A Gedeón le pide Yahveh que se quede sólo con trescientos hombres para ir a luchar contra los madianitas. ¡Treinta mil eran demasiados! Al Señor le bastan unos cuantos para hacer frente a un ejército de miles y miles de enemigos. ¡Y así los venció!

Y nuestro Señor fundó su Iglesia sólo con doce pobres pescadores, penetró en el Imperio romano y conquistó el mundo entero para Sí. Y sin el poder de las armas, ni riquezas, sin ruidos ni violencias. Y desde entonces la historia se viene repitiendo: multitudes de santos, de mártires y de vírgenes han vencido al mundo con su pequeñez y su pobreza; pero también con la grandeza indomable de su fe y de su amor ardiente. En la historia de todas las fundaciones de congregaciones religiosas se repite el mismo fenómeno: han nacido sin nada, sin medios, y los hombres más ricos y poderosos las han visto crecer y florecer apenas sin recursos materiales. De verdad que Dios hace milagros y realiza obras maravillosas con instrumentos ineptos, pobres y tremendamente desproporcionados a las necesidades.
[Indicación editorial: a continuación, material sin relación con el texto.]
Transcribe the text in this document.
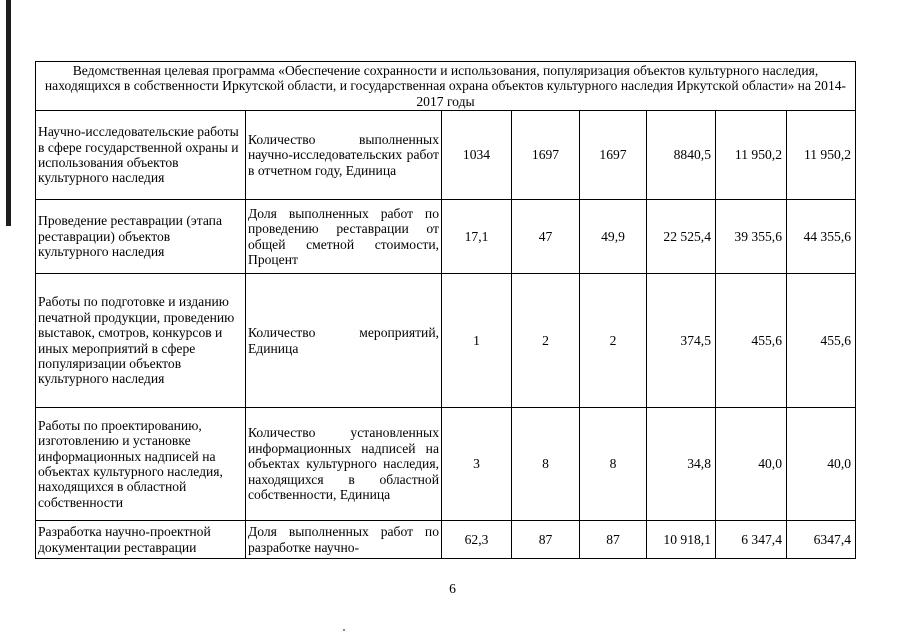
Ведомственная целевая программа «Обеспечение сохранности и использования, популяризация объектов культурного наследия, находящихся в собственности Иркутской области, и государственная охрана объектов культурного наследия Иркутской области» на 2014-2017 годы							
Научно-исследовательские работы в сфере государственной охраны и использования объектов культурного наследия	Количество выполненных научно-исследовательских работ в отчетном году, Единица	1034	1697	1697	8840,5	11 950,2	11 950,2
Проведение реставрации (этапа реставрации) объектов культурного наследия	Доля выполненных работ по проведению реставрации от общей сметной стоимости, Процент	17,1	47	49,9	22 525,4	39 355,6	44 355,6
Работы по подготовке и изданию печатной продукции, проведению выставок, смотров, конкурсов и иных мероприятий в сфере популяризации объектов культурного наследия	Количество мероприятий, Единица	1	2	2	374,5	455,6	455,6
Работы по проектированию, изготовлению и установке информационных надписей на объектах культурного наследия, находящихся в областной собственности	Количество установленных информационных надписей на объектах культурного наследия, находящихся в областной собственности, Единица	3	8	8	34,8	40,0	40,0
Разработка научно-проектной документации реставрации	Доля выполненных работ по разработке научно-	62,3	87	87	10 918,1	6 347,4	6347,4
6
Así actúa Dios en nuestras vidas para que no vayamos a pensar que somos nosotros o nuestras cualidades personales –inteligencia, sabiduría, fuerza, experiencia, etc.– las que consiguen el triunfo o las que salvan a los demás, sino el poder del Señor. Somos, de verdad, como unos pobres inmigrantes en tierra extranjera; desprovistos de todo, sin medios, tal vez incluso marginados en muchos aspectos. Pero con Cristo todo lo podemos, como afirmaba Pablo (Fil 4,13). Y el mismo Apóstol decía: “yo no me gloriaré sino en mis flaquezas, porque en la flaqueza llega al colmo el poder... Muy gustosamente me gloriaré en mis debilidades para que habite en mí la fuerza de Cristo, pues cuando parezco débil, entonces es cuando soy fuerte” (II Cor 12, 5ss). Lo único que importa es que sepamos confiar totalmente en Dios y no en nuestros propios medios porque así residirá en nosotros la fuerza de Cristo. Y sólo con El sólo somos fuertes y poderosos. Sólo así, con Cristo, Dios podrá obrar milagros a través de nuestra pequeñez, como lo hizo con los doce apóstoles en los inicios del cristianismo.